Unconditional Surrender

“And not only as we had hoped, but they first gave themselves to the Lord, and then to us by the will of God” (2 Corinthians 8:5).


The good things that come from life in God come to those who yield themselves to Him entirely. If we hold back parts of our hearts or our lives from His benevolence, we will miss the unique blessings that flow from commitment. If we sow sparingly, we will not reap bountifully (2 Corinthians 9:6).

“A living sacrifice” is the expression Paul used to characterize the yielding of ourselves to God: “I beseech you therefore, brethren, by the mercies of God, that you present your bodies a living sacrifice, holy, acceptable to God, which is your reasonable service” (Romans 12:1). In the Law of Moses, animals that were sacrificed to God had to be slain. It was not possible for the worshiper to retain the living animal for himself and still give a part of it to the Lord. The very life of the animal itself had to be given. Corresponding to those sacrifices, our offering must be total. Although ours is a “living” sacrifice, the gift must be no less complete than if our bodies were to be slain. God deserves no less than our all, both inwardly and outwardly.

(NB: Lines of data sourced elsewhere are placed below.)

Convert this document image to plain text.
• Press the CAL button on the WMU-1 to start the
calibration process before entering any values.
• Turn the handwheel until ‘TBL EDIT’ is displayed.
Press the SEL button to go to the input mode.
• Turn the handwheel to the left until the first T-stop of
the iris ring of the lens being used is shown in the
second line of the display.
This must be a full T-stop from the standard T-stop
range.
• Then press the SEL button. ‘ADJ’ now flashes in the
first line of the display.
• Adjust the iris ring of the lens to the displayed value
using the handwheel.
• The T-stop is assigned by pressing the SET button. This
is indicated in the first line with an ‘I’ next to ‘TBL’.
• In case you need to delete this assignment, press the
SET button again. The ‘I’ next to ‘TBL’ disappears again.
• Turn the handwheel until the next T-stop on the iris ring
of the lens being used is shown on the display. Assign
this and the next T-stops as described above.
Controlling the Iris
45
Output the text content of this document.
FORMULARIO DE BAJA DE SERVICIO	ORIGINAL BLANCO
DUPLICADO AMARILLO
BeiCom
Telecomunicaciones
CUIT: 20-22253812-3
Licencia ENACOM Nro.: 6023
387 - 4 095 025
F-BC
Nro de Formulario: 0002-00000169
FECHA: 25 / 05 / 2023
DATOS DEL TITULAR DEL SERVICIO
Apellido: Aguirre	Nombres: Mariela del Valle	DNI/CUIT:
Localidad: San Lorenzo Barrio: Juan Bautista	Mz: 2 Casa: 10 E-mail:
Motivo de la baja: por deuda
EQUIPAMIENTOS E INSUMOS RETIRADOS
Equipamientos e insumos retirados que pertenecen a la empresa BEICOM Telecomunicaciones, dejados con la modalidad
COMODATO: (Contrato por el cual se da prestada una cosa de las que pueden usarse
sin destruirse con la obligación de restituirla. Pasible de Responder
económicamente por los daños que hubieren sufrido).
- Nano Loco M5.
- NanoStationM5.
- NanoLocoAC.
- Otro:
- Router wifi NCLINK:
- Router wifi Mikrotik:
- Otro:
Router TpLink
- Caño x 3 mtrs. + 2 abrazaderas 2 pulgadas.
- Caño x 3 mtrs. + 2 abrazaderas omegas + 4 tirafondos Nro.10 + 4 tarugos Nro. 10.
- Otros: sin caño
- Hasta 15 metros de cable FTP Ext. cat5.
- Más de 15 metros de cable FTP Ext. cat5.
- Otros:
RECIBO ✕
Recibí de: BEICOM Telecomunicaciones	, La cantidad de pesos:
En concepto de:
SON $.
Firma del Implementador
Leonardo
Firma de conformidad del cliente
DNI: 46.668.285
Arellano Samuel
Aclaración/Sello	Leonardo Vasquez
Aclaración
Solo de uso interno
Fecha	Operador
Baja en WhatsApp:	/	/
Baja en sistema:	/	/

But the partial approach not only tries to give God less than He deserves, but it involves us in great difficulty and frustration. Just as a timid soul can’t leap a large chasm by taking two medium-sized jumps, the requirements of our new life can’t be met by the half-hearted efforts of our old mind. If we try to hang on to all that we think is ours and give God only enough of our outward behavior to get us to heaven, we are attempting the impossible. The old self will never be happy having to give up parts of itself to God. Since it never relinquishes its own desires except when forced to do so, the old self will never find Jesus’ yoke “easy” and His burden “light” (Matthew 11:30). So the old self must die and a new self must come to life. We must be “crucified with Christ” (Galatians 2:20). When that happens, we will then find that the Lord’s “commandments are not burdensome” (1 John 5:3).

“The Christian way is different: harder, and easier. Christ says, ‘Give me all. I don’t want so much of your time and so much of your money and so much of your work: I want You. I have not come to torment your natural self, but to kill it. No half-measures are any good’” (C. S. Lewis).